On 12/12/2020 18:54, Ard Biesheuvel wrote:
> On Sat, 12 Dec 2020 at 10:36, Ard Biesheuvel <a...@kernel.org> wrote:
>>
>> On Fri, 11 Dec 2020 at 20:07, Eric Biggers <ebigg...@kernel.org> wrote:
>>>
>>> On Fri, Dec 11, 2020 at 07:29:04PM +0800, Tony W Wang-oc wrote:
>>>> The driver crc32c-intel match CPUs supporting X86_FEATURE_XMM4_2.

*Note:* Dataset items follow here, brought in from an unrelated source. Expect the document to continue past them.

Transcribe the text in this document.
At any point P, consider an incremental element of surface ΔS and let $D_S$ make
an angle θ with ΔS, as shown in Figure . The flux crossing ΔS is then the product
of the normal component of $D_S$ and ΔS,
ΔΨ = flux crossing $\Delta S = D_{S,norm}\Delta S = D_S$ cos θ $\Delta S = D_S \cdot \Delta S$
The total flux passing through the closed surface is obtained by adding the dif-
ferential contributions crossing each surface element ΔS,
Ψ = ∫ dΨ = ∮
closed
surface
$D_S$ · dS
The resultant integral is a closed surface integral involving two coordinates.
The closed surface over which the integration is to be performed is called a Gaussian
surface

>>>> On platforms with Zhaoxin CPUs supporting this X86 feature, When
>>>> crc32c-intel and crc32c-generic are both registered, system will
>>>> use crc32c-intel because its .cra_priority is greater than
>>>> crc32c-generic. This case expect to use crc32c-generic driver for
>>>> some Zhaoxin CPUs to get performance gain, So remove these Zhaoxin
>>>> CPUs support from crc32c-intel.
>>>>
>>>> Signed-off-by: Tony W Wang-oc <tonywwang...@zhaoxin.com>
>>>
>>> Does this mean that the performance of the crc32c instruction on those CPUs
>>> is
>>> actually slower than a regular C implementation? That's very weird.
>>>
>>
>> This driver does not use CRC instructions, but carryless
>> multiplication and aggregation. So I suppose the pclmulqdq instruction
>> triggers some pathological performance limitation here.
>>
>
> Just noticed it uses both crc instructions and pclmulqdq instructions.
> Sorry for the noise.
>
>> That means the crct10dif driver probably needs the same treatment.
>
> Tony, can you confirm that the problem is in the CRC instructions and
> not in the PCLMULQDQ code path that supersedes it when available?
CRC instructions.
sincerely
Tony